Essen. Die lustigen Tagebucheinträge von Jeff Kinney begeistern Jugendliche weltweit. Die ersten sechs Bände haben sich bereits 80 Millionen Mal verkauft. Jetzt erscheint der siebte Band der Reihe. “Dumm gelaufen“ kommt mit einer Startauflage von 600.000 Exemplaren in die Buchläden.
Wer keine Kinder hat, kennt ihn eher nicht. Und wer welche hat oder noch ein Kind ist, erkennt ihn wahrscheinlich nicht sofort. Denn „unauffällig“ ist das Wort, das Jeff Kinney am besten beschreibt. Jeans, kariertes Hemd, Sneakers an den Füßen steht er da. Ein ruhiger, freundlicher Mensch, der lieber leise lächelt als dröhnend lacht. Wenn er nicht gerade Tagebuch schreibt. Gregs Tagebuch. Heute erscheint Band 7 der derzeit weltweit erfolgreichsten Buchreihe: „Dumm gelaufen“ kommt mit einer Startauflage von unglaublichen 600.000 Exemplaren in die Buchläden.
„Alle Verlage haben abgesagt“
Denn auch deutsche Jungen zwischen neun und 14 Jahren lieben den nahezu glatzköpfigen Titelhelden aus den USA und verschlingen die mit Comics aufgelockerten Bücher. Wie ihre Altersgenossen rund um den Globus. Rund 80 Millionen Mal haben sich die ersten sechs verkauft. „Es ist erstaunlich“, sagt Kinney. „Aber Greg funktioniert offenbar bei Jugendlichen in fast jeder Kultur.“
Dabei wollte Kinney ja eigentlich Comics für Erwachsene zeichnen. „Ich dachte, ich wäre dafür geboren“. Nur: „Alle anderen dachten das leider nicht.“ Mitte 20 ist er, da setzt er sich hin, schreibt sein eigenes Tagebuch und versieht es mit kleinen Zeichnungen. Die Grundidee zu Greg ist geboren.

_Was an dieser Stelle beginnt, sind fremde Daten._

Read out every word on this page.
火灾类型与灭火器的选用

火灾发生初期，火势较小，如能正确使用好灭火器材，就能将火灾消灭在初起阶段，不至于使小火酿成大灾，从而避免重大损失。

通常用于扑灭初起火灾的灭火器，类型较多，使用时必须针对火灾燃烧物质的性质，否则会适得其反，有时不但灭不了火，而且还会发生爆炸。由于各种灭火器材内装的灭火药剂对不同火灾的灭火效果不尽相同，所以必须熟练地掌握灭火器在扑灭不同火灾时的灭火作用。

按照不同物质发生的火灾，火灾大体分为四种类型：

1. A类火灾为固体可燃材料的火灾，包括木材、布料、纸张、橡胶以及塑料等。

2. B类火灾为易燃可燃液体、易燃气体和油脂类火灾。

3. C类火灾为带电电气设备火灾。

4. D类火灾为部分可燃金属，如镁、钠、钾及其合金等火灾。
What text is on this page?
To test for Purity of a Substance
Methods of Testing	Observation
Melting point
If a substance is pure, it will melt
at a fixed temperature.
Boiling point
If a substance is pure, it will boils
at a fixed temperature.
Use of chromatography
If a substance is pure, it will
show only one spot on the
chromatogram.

Branche rätselt über den Erfolg
Aber jahrelang will niemand Geburtshelfer werde. „Alle Verlage haben abgesagt.“ Kinney stellt die ersten Greg-Abenteuer ins Internet. Dort lesen sie bis zu 70 000 Menschen. Täglich, wohlgemerkt. Nun reißen sich die Verlage um das bananenförmig gebogene Strichmännchen. Kurz darauf ist Gregs erstes Tagebuch Nummer eins der Bestseller-Listen. Ein Platz, den seitdem jedes Werk aus Kinneys Feder erreicht hat.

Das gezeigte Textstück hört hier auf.